By a matter of inches, council made the correct decision because when it comes to elections, the security issues outweigh the ease of access. It’s not the Russians you need to worry about but the ones that like to hack municipal computer systems and ransom the data, which is a crime that’s affected communities much smaller than Guelph here in Ontario.
This needs to be understood, which is why I called for a robust and thorough debate on internet voting back immediately after the last election. People needed to understand the unique security challenges of an internet election, and why it’s different from something like internet banking. Things like QAnon show that there are a lot of people that invest too much faith in the internet, and we need to create at least a little more skepticism in the general public in order to tackle internet voting in its right context.
But that big debate never happened, and then last year there was a (checks notes) global pandemic, which forced a lot of ongoing issues at city hall to fight for second place. Having said that, the pandemic did give us something that turned out to be the ideal solution to the problems of convenience, accessibility, and the pressing need to avoid line-ups and crowds: mail-in voting.
Despite what clowns in orange make-up say, mail-in voting is both safe and effective. They allow that convenience factor people crave, plus the added security of a paper ballot and record of vote. In fact, many states south of the border had been using mail-in voting long before there was ever such a thing as COVID-19.
The appeal of mail-in ballots can be understood outside of pandemic concerns. They’ve been heavily used in rural locations where its hard or complicated to travel around, but they’ve also been used to allow for a more leisurely voting experience. If you’re at all familiar with the American elections, you know that their ballots are sometimes longer and more nuanced than a short story by Alice Munro.
On the website Ballotpedia, I looked up the 2020 election ballot for California, which adopted mail-in ballots long before the pandemic. Last November, your average California voter considered the following: President of the United States, their House representation, a Congressional special election, their state senator, their state representative, local judges, school board trustees, city councillors, state-wide ballot measures and local ballot measures.
Looking at a list like that, you can understand the appeal of making a cup of coffee and sitting down at the kitchen table to spend the morning filling out your mail-in ballot outside the pressure of finishing fast at your polling station. Dare I say it’s more civilized?
I know the appeal of internet voting for some people was being able to have your ballot open in one tab and being able to look up candidates in another. People told me they did this, especially with candidates for their local school board trustee, which is so important, but is so often overlooked.

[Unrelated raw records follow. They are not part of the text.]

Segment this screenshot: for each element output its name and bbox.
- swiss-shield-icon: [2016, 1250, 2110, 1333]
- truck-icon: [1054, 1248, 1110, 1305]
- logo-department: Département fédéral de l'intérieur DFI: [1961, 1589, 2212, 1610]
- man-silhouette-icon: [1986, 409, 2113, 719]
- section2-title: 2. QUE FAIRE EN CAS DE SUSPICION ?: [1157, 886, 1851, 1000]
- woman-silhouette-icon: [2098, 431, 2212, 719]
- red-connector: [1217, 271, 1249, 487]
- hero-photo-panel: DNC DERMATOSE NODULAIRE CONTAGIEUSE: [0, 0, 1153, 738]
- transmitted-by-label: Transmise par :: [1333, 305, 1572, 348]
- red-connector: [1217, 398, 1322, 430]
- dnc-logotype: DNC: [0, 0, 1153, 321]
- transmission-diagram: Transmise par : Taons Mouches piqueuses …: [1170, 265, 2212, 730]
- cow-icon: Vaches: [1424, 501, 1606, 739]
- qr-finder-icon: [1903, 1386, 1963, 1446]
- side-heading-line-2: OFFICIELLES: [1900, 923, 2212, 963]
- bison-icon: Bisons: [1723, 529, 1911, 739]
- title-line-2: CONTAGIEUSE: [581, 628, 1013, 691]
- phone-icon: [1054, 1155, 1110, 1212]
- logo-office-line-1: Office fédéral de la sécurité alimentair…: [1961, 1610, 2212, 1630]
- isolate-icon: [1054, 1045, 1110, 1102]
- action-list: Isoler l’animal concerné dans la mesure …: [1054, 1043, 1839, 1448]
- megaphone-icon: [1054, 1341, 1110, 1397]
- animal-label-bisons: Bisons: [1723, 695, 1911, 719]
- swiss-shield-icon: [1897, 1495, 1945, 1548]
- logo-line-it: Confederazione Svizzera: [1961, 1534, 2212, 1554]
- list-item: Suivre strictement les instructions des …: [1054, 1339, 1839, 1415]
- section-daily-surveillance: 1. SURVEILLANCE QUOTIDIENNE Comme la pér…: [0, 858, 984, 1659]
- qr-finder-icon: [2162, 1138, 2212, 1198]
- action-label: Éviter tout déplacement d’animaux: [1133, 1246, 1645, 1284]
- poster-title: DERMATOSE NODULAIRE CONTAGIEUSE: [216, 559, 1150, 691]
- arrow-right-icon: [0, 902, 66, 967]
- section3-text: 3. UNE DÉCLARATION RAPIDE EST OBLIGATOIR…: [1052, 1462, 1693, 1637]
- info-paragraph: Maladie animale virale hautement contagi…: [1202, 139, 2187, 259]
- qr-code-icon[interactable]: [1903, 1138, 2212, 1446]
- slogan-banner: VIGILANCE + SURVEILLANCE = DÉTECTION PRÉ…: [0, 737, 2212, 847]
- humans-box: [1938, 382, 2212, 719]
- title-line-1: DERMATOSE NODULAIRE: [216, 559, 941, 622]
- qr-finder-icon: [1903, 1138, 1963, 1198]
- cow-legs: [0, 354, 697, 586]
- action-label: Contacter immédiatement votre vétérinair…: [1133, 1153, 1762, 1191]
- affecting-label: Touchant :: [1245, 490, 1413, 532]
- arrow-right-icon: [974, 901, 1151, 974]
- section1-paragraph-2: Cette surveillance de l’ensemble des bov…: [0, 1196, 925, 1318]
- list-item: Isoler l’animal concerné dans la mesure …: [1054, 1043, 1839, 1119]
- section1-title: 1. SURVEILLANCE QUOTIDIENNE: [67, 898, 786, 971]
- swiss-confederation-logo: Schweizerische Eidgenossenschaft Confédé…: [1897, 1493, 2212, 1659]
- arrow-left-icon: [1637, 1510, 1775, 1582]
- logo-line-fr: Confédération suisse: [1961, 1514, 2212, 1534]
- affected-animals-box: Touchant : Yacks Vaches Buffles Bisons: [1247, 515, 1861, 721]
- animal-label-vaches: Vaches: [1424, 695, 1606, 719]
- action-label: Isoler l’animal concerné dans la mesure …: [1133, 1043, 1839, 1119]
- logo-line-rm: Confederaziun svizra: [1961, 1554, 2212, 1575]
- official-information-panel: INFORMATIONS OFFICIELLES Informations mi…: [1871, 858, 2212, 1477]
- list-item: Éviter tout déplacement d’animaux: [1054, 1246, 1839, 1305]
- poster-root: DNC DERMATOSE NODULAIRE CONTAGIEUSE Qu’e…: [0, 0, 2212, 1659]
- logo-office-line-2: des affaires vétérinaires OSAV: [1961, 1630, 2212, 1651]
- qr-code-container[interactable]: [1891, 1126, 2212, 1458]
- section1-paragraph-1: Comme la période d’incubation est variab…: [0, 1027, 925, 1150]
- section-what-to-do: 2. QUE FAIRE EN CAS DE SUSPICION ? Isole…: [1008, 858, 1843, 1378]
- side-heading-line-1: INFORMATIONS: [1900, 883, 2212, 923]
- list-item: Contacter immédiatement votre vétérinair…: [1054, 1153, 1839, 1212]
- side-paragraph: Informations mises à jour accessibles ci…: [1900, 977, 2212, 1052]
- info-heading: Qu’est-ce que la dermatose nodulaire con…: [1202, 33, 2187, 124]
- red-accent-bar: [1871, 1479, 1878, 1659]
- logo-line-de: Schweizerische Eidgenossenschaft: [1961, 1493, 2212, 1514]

And if this is going to be a habit, and if we’re going to give people the ability to sit at home and fill out their mail-in ballots at their own pace, then why not take a lesson from our American cousins and really make it worth their time and effort?
While the Government of Ontario has taken ranked ballots off the table for 2022, perhaps the city could still hold a referendum on the subject in case the option ever becomes available, or to be used as advocacy to demonstrate community demand for ranked ballots.
Perhaps there are other pressing matters that will come before council in the years between 2022 and 2026 that could use some public direction.
My layman’s analysis of the Municipal Elections Act does note that you can use the act to “obtain the assent of electors to a by-law as required or authorized by law,” or to “obtain the opinion of the electors on any question as required or authorized by law.” An election offers a pretty big sample size, so why not use it to get some more direct democracy going?
In other words, I think the introduction of mail-in ballots is a reason to get excited. No system is perfect, but in terms of being able to reach the most people with a minimum of unforeseeable security issues, mail-in ballots are a great move for the 2022 election.
Not that the clerks office needs my approval, but it’s nice not to complain for a change.